We're not saying that today, but we are saying that You know, there's trouble in paradise here because you don't have algorithms written into databases that are voter dependent because you don't want to manipulate that data and you don't put an algorithm in unless there's a purpose for which you're manipulating the data and there does not appear to be a legitimate purpose because it doesn't add to efficiency, it doesn't add to transparency, it's not
Maximizing any of the legitimate purposes of maintaining a voter roll.
And this is a serious question in a country about to have another national election, which is important to us in the history of the republic, and outcome is going to be very determinative of which directions we go as many elections are.
This one perhaps more than most, or perhaps they just all seem that way.
At any rate, What Andrew has done is very brilliant work that has identified something that merits everybody's attention and much more serious examination and much more detailed asking of questions before we get to the conclusions, etc.
Now, Andrew also has a couple of blogs And the blog on which you do a lot of your work on, continuing the discussion of algorithms plus your cartoon work, etc.
Which is that blog?
Well, this is my website that you're looking at right now.
So that'll get you to my photography, drawings, paintings, commercial arts, a couple of books that I've written, and I'll talk a little bit about my teaching and so on.
The other one... What is your website?
This is P-A-Q-A-R-T dot com.
So that's PACART.
P-A-Q-A-R-T dot com.
So this just shows, oh, these are a bunch of headings.
If you click on any one of these, you'll get a whole bunch more things.
So, yeah, so these are just looks like sketches of people that I do when I'm waiting for my car to be repaired and things like that.
But if you go to commercial art, you'll see my finished stuff.
And if you go to paintings, you'll see some of the stuff I used to sell in Arizona.
Like if you go to the upper right, that's my comic book work.
And so you can click on, let's see the guy with the barbed wire.
Right there on the right.
Just below that.
Okay, well, this is the one I'm working on right now.
This is a science fiction story that I wrote.
This one has a very striking surprise ending that I'm not going to tell anybody because it's going to really surprise everyone.
Anyway, so this is my comic book work.
Go to paintings, you'll see something totally different.
If you feel like it, anyway.
But that's where I have landscapes of mostly the Arizona desert and California.
Your substack for the work you do on continuing on the algorithms, what is that substack?
That's right there.
It's zarkfiles.substack.com.
Z-A-R-K.
Yeah, and then the word files.
And I don't write as much about the algorithm these days as I did when I started the blog, primarily because I've essentially solved it.
And I don't have things to say about it every day these days, although last week has been different because of our conversations is making me think of it.
So I'm looking at things again.
More often these days I write about issues that are in the news.
Politics, for instance.
So like the lawsuits against Donald Trump, which I think are an absolute travesty that should be embarrassing to every American that these cases even went to court.
So I write about that kind of stuff also.

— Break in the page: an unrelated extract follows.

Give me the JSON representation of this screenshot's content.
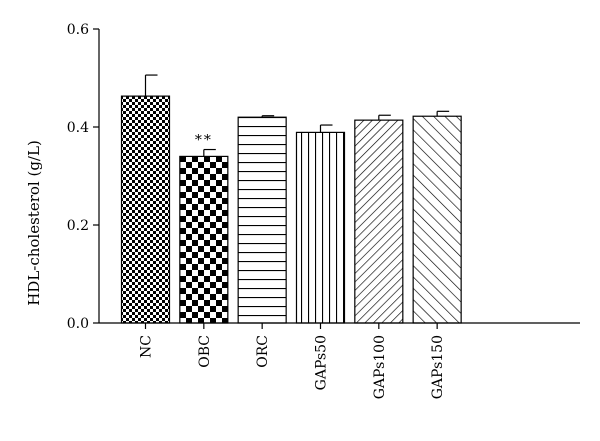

Okay, it's been a real pleasure.
Thank you for your time and all the work you've put in this.
I think you've shed some light on a very important issue in a responsible way, and I commend you for doing that, and we're happy to bring this to the attention of the various states and the federal government.

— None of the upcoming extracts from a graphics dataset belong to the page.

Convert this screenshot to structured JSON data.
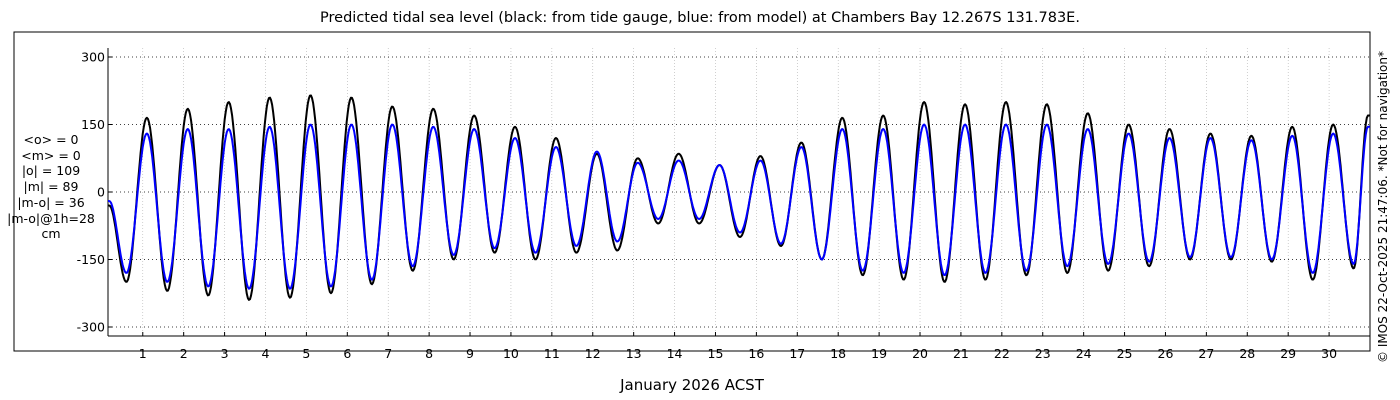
{
  "chart_data": {
    "type": "line",
    "title": "Predicted tidal sea level (black: from tide gauge, blue: from model) at Chambers Bay 12.267S 131.783E.",
    "xlabel": "January 2026 ACST",
    "ylabel": "",
    "x_unit": "day of January 2026",
    "xlim": [
      0.15,
      31.0
    ],
    "ylim": [
      -320,
      320
    ],
    "y_ticks": [
      -300,
      -150,
      0,
      150,
      300
    ],
    "x_ticks": [
      1,
      2,
      3,
      4,
      5,
      6,
      7,
      8,
      9,
      10,
      11,
      12,
      13,
      14,
      15,
      16,
      17,
      18,
      19,
      20,
      21,
      22,
      23,
      24,
      25,
      26,
      27,
      28,
      29,
      30
    ],
    "grid": "dotted",
    "series": [
      {
        "color": "#000000",
        "description_x": [
          0.18,
          0.6,
          1.1,
          1.6,
          2.1,
          2.6,
          3.1,
          3.6,
          4.1,
          4.6,
          5.1,
          5.6,
          6.1,
          6.6,
          7.1,
          7.6,
          8.1,
          8.6,
          9.1,
          9.6,
          10.1,
          10.6,
          11.1,
          11.6,
          12.1,
          12.6,
          13.1,
          13.6,
          14.1,
          14.6,
          15.1,
          15.6,
          16.1,
          16.6,
          17.1,
          17.6,
          18.1,
          18.6,
          19.1,
          19.6,
          20.1,
          20.6,
          21.1,
          21.6,
          22.1,
          22.6,
          23.1,
          23.6,
          24.1,
          24.6,
          25.1,
          25.6,
          26.1,
          26.6,
          27.1,
          27.6,
          28.1,
          28.6,
          29.1,
          29.6,
          30.1,
          30.6,
          30.95
        ],
        "description_y": [
          -30,
          -200,
          165,
          -220,
          185,
          -230,
          200,
          -240,
          210,
          -235,
          215,
          -225,
          210,
          -205,
          190,
          -175,
          185,
          -150,
          170,
          -135,
          145,
          -150,
          120,
          -135,
          85,
          -130,
          75,
          -70,
          85,
          -70,
          60,
          -100,
          80,
          -120,
          110,
          -150,
          165,
          -185,
          170,
          -195,
          200,
          -200,
          195,
          -195,
          200,
          -185,
          195,
          -180,
          175,
          -175,
          150,
          -165,
          140,
          -150,
          130,
          -150,
          125,
          -155,
          145,
          -195,
          150,
          -170,
          170
        ]
      },
      {
        "color": "#0000ff",
        "description_x": [
          0.18,
          0.6,
          1.1,
          1.6,
          2.1,
          2.6,
          3.1,
          3.6,
          4.1,
          4.6,
          5.1,
          5.6,
          6.1,
          6.6,
          7.1,
          7.6,
          8.1,
          8.6,
          9.1,
          9.6,
          10.1,
          10.6,
          11.1,
          11.6,
          12.1,
          12.6,
          13.1,
          13.6,
          14.1,
          14.6,
          15.1,
          15.6,
          16.1,
          16.6,
          17.1,
          17.6,
          18.1,
          18.6,
          19.1,
          19.6,
          20.1,
          20.6,
          21.1,
          21.6,
          22.1,
          22.6,
          23.1,
          23.6,
          24.1,
          24.6,
          25.1,
          25.6,
          26.1,
          26.6,
          27.1,
          27.6,
          28.1,
          28.6,
          29.1,
          29.6,
          30.1,
          30.6,
          30.95
        ],
        "description_y": [
          -20,
          -180,
          130,
          -200,
          140,
          -210,
          140,
          -215,
          145,
          -215,
          150,
          -210,
          150,
          -195,
          150,
          -165,
          145,
          -140,
          140,
          -125,
          120,
          -135,
          100,
          -120,
          90,
          -110,
          65,
          -60,
          70,
          -60,
          60,
          -90,
          70,
          -115,
          100,
          -150,
          140,
          -175,
          140,
          -180,
          150,
          -185,
          150,
          -180,
          150,
          -175,
          150,
          -165,
          140,
          -160,
          130,
          -155,
          120,
          -145,
          120,
          -145,
          115,
          -150,
          125,
          -180,
          130,
          -160,
          145
        ]
      }
    ]
  },
  "stats": {
    "mean_o": "<o> = 0",
    "mean_m": "<m> = 0",
    "abs_o": "|o| = 109",
    "abs_m": "|m| = 89",
    "abs_diff": "|m-o| = 36",
    "abs_diff_1h": "|m-o|@1h=28",
    "unit": "cm"
  },
  "side_note": "© IMOS 22-Oct-2025 21:47:06. *Not for navigation*"
}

We cannot have algorithms in our Voting rolls.
It makes no sense at all, and a subsequent question is, why were they there and what did they accomplish?
Those are subsequent questions.
With Andrew Pickett today, and you now can see his website, this is TheTruthCentral.com.
I always say, in the end, God always wins.
God will win here, too.
It's not going to be easy this time around.
But if we join in spirit of 2 Chronicles 7-11 and ask God for forgiveness for letting our land get this messed up, God will hear our prayer and heal our land.
And so, thank you for joining us on TheTruthCentral.com.
We're doing podcasts every weekday, and we'll be back tomorrow.